In Elixir, you can concatenate or join strings using various methods. Concatenating strings is a common operation in programming and can be achieved using different techniques.

Using String interpolation

String interpolation is a straightforward and commonly used method to join strings in Elixir. It allows you to embed variables or expressions directly within a string using the #{} syntax.


first_name = "John"
last_name = "Doe"

full_name = "#{first_name} #{last_name}"
IO.puts(full_name) # Output: John Doe

In this example, we use string interpolation to concatenate the first_name and last_name variables into the full_name string.

Using String Concatenation Operator

Elixir also provides the string concatenation operator <>, which allows you to join strings explicitly.


greeting = "Hello, "
name = "Alice"

message = greeting <> name
IO.puts(message) # Output: Hello, Alice

In this example, we use the <> operator to concatenate the greeting and name strings into the message string.

Using Enum.join/2

If you have a list of strings that you want to join, you can use the Enum.join/2 function to concatenate them with a specified separator.
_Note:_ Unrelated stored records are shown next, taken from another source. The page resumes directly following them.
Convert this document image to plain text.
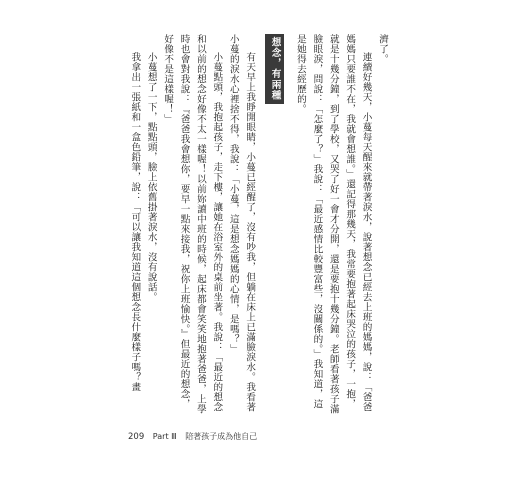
濟了。

連續好幾天，小蔓每天醒來就帶著淚水，說著想念已經去上班的媽媽，說：「爸爸媽媽只要誰不在，我就會想誰。」還記得那幾天，我常要抱著起床哭泣的孩子，一抱，就是十幾分鐘，到了學校，又哭了好一會才分開，還是要抱十幾分鐘。老師看著孩子滿臉眼淚，問說：「怎麼了？」我說：「最近感情比較豐富些，沒關係的。」我知道，這是她得去經歷的。

想念，有兩種

有天早上我睜開眼睛，小蔓已經醒了，沒有吵我，但躺在床上已滿臉淚水。我看著小蔓的淚水心裡捨不得，我說：「小蔓，這是想念媽媽的心情，是嗎？」

小蔓點頭，我抱起孩子，走下樓，讓她在浴室外的桌前坐著。我說：「最近的想念和以前的想念好像不太一樣喔！以前妳讀中班的時候，起床都會笑笑地抱著爸爸，上學時也會對我說：『爸爸我會想你，要早一點來接我，祝你上班愉快。』但最近的想念，好像不是這樣喔！」

小蔓想了一下，點點頭，臉上依舊掛著淚水，沒有說話。

我拿出一張紙和一盒色鉛筆，說：「可以讓我知道這個想念長什麼樣子嗎？畫

209 Part Ⅲ 陪著孩子成為他自己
words = ["Elixir", "is", "awesome"]

sentence = Enum.join(words, " ")
IO.puts(sentence) # Output: Elixir is awesome

In this example, we use Enum.join/2 to concatenate the elements of the words list into the sentence string, separated by a space.

Using IO.puts with Multiple Arguments

The IO.puts/2 function in Elixir can accept multiple arguments, which will be printed on the same line.


name = "Bob"
age = 30

IO.puts("Name:", name, "Age:", age) # Output: Name: Bob Age: 30

In this example, we pass multiple arguments to IO.puts/2 to print the name and age variables on the same line without explicitly joining them.